Biographical details
- Born: December 6, 1886 Chicago, Illinois, U.S.
- Died: July 1964 (aged 77)

Playing career
- 1907–1908: Chicago

Coaching career (HC unless noted)
- 1909: Indiana

Head coaching record
- Overall: 5–9

= Robert Harris (basketball) =

American football and basketball player and basketball coach (1886–1964)

Robert S. Harris (December 6, 1886 – July 11, 1964) was an American football and basketball player and basketball coach. He played college football and basketball at the University of Chicago.
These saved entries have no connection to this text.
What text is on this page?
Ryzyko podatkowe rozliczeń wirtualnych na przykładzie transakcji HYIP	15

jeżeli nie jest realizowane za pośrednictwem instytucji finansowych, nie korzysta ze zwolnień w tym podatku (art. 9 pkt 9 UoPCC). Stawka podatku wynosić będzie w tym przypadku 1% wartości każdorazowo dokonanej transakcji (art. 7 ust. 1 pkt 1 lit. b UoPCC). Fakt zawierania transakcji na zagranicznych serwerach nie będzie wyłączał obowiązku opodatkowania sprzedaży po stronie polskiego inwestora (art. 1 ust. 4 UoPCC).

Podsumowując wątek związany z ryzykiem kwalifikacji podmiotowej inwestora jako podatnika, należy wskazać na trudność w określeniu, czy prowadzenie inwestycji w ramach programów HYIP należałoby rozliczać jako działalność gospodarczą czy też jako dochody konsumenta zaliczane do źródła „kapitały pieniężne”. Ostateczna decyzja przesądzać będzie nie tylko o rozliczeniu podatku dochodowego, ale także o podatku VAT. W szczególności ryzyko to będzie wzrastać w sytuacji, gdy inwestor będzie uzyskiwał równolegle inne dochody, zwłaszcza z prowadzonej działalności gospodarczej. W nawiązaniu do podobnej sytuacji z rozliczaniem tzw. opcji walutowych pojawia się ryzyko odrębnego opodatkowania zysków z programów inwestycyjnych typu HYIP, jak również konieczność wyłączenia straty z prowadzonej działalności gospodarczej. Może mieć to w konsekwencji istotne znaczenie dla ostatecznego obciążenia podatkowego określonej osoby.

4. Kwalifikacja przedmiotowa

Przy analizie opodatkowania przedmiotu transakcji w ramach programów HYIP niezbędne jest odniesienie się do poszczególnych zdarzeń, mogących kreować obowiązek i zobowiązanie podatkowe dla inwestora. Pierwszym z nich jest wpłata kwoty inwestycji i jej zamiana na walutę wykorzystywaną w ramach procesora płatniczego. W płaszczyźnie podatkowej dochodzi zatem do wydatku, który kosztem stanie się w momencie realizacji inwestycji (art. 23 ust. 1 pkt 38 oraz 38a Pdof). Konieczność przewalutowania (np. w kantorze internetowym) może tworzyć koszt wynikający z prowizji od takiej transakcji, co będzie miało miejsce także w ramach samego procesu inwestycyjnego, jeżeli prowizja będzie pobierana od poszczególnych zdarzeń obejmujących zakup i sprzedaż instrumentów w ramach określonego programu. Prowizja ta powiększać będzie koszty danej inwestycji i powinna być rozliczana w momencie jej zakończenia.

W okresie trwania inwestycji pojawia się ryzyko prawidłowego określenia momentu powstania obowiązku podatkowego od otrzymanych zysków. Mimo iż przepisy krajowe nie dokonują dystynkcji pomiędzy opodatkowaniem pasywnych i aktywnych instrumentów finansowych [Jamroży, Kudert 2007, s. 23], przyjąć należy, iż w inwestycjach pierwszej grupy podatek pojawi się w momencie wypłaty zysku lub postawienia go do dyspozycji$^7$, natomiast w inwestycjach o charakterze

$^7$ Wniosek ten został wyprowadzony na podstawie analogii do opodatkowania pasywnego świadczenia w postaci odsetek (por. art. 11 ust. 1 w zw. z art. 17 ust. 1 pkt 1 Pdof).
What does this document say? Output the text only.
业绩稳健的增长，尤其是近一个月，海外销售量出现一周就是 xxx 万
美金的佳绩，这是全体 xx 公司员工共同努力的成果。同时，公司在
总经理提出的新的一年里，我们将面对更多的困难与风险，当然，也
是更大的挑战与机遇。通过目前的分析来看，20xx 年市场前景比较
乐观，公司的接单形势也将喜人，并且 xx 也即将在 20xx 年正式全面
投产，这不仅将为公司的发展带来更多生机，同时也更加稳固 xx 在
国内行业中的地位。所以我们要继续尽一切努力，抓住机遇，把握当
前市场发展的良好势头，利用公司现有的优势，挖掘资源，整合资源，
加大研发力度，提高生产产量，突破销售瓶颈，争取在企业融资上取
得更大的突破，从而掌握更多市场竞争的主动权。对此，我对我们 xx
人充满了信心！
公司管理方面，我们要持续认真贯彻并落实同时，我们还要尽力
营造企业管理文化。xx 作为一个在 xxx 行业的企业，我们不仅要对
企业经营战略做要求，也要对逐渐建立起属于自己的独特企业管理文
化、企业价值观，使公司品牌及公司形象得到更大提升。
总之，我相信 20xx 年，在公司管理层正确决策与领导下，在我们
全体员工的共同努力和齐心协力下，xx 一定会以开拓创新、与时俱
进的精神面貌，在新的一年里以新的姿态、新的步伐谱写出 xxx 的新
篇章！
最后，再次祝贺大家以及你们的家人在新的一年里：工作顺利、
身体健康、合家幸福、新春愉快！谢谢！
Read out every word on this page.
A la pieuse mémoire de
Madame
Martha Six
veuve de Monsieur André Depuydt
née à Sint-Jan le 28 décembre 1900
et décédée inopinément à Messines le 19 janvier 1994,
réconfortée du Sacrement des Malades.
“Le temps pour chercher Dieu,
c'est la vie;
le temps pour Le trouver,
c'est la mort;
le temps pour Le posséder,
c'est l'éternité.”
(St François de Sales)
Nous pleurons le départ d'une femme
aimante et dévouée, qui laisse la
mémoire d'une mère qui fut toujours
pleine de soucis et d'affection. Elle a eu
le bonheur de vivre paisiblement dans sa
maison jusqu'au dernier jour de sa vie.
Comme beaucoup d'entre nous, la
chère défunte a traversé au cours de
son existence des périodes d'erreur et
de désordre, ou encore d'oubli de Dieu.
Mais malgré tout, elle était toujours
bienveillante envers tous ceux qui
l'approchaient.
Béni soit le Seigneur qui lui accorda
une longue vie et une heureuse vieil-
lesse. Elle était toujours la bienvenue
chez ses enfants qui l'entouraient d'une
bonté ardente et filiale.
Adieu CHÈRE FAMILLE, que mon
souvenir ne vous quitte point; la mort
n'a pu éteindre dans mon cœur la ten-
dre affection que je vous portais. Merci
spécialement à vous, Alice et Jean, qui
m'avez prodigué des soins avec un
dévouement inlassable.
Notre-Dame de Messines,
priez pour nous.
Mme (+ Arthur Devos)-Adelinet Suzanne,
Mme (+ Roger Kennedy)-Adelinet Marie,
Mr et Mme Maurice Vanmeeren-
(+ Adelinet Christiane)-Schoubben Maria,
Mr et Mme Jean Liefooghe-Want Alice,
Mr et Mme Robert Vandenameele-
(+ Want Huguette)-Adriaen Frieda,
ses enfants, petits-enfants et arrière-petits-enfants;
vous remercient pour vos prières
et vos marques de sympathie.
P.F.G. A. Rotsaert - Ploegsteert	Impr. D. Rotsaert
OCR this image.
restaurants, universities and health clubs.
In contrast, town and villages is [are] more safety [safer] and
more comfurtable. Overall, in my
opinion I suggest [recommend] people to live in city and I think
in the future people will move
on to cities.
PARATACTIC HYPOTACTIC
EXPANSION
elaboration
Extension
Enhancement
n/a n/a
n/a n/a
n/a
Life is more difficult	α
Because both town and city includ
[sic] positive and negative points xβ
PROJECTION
He was the head coach of the 1908–09 Indiana Hoosiers men's basketball team.

==Early years==
Harris was born in 1886. He attended Hyde Park High School in Chicago where he played football as a center.

He attended the University of Chicago, where he was a member of Amos Alonzo Stagg's football teams that won consecutive Western Conference championships in 1907 and 1908. He also played basketball at Chicago and was a member of the 1906–07 and 1907–08 Chicago Maroons men's basketball teams that compiled a combined 44–4 record and were recognized by the Helms Athletic Foundation as national champion for both years.

==Indiana University==

Harris was the head coach of the 1908–09 Indiana Hoosiers men's basketball team. The team compiled a 5–9 record.

==Military service and later years==
During World War I, Harris served overseas in the U.S. Army's Rainbow Division under the command of Douglas MacArthur. He later served during World War II as commander of military training schools at Princeton University, Western Reserve University, University of Virginia, and University of Chicago. He reached the rank of colonel in the Army.

For 50 years, Harris worked as a certified life insurance underwriter for Northwestern Mutual Life Insurance Company in Chicago. He married Sylvia Morrison; they had two daughters, Ruth M. Harris and Roberta Tugenberg. In 1964, Harris died in Chicago at the Veterans Administration Research Hospital at age 77.